Commoditisation does not necessarily end with centralisation. The current IT trend would appear to be towards large scale utility computing resource providers (such as Amazon EC2). However, I believe there is a future for P2P or F2F (friend to friend) infrastructure. This is where all that spare capacity and idle resources of your personal computing devices are connected together to provide a continuously available online computing gird.

This will probably need some form of reputation system based upon mechanism design theory as per the reputation currency developed in Tribler. It is also (in my view) most likely to start with the distribution of the social graph.

In any case, I made some very rough, primitive and speculative estimates on the size of this available network based upon the number of machines connected, time spent online, actual utilisation rate etc. It would suggest that there is at the very least an 800,000 machine network continuously available all of the time (and that is just the PCs).

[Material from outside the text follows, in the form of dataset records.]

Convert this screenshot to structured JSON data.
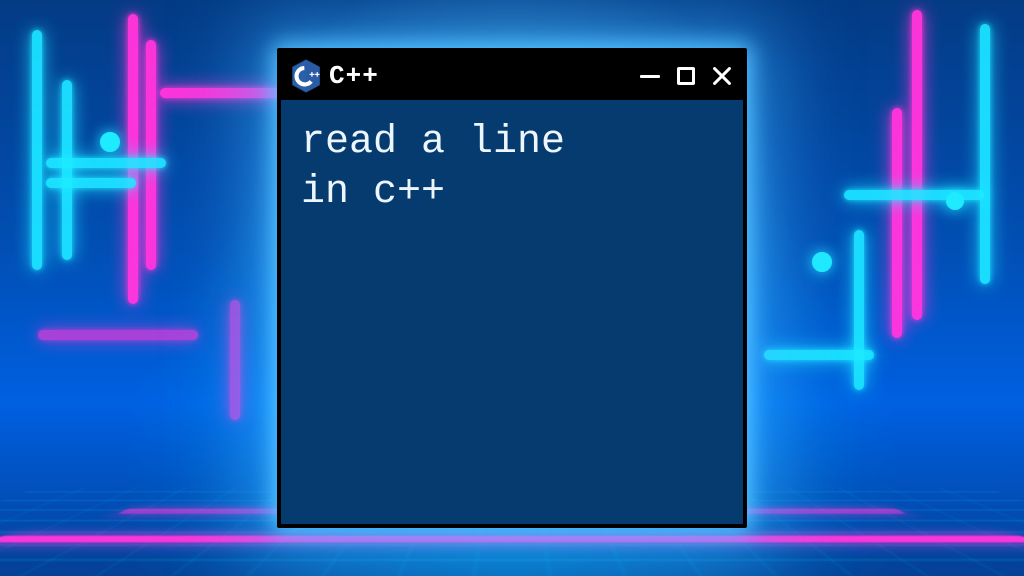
{
  "window": {
    "title": "C++",
    "icon_name": "cpp-logo-icon",
    "content_text": "read a line\nin c++"
  },
  "colors": {
    "window_bg": "#0b3a66",
    "titlebar_bg": "#000000",
    "text": "#eef5ff",
    "neon_cyan": "#33e6ff",
    "neon_pink": "#ff3bd2"
  }
}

This doesn't sound unreasonable given what we know of zombie networks and also the size of some of the BOINC projects such as SETI@home. A 2006 paper on computational and storage potential for volunteer computer networks provides an analysis of 300,000 hosts participating in volunteer computing projects. Of course these machines were not available all of the time, but the spare resources they provided sustained a processing rate of 95.5 TFLOPS (tera floating point operations per second), 7.74 PB of available storage and an access rate of 5.27 TB per second.

The current BOINC stats show 2.5 million hosts with over half a million of these being active and providing 795 TFLOPS. Of course this is just scratching the surface of the 1 billion+ PCs in the wild, let alone the number of games consoles, mobile and other devices.

Another volunteer computing project, Folding@Home, combines PCs with PS3s and has over 250,000 active CPUs providing 1 PFLOPS (peta FLOPS). This huge publicly owned spare computing resource is only going to grow.

So let's compare these massive distributed computers which are using a fraction of a percent of the available spare computing power owned by the public to some of the giants of computing. According to the NYTimes Google is estimated to have 450,000 servers and it has been calculated that this provides between 126 and 316 TFLOPS. I'm not convinced by such figures, but it a least gives you a sense of proportion. A small fraction of a percent of the idle computing resources available to the public is probably larger than Google. How about the fastest operational supercomputer in the world, the IBM Blue Gene/L at Lawrence Livermore National Laboratory. With a sustained processing rate of 478.2 TFLOPS it makes a half decent effort of standing up to a fraction of a percent but no more.

So whilst I agree that commoditisation will led to more centralisation in the first stages, I'm not convinced that this is the end of the story.

Whose got the biggest computing cloud? Amazon? Microsoft? Google?

I reckon in the long run, that'll be us.

Who's the Daddy? We're the Daddy! We just haven't got tooled up yet.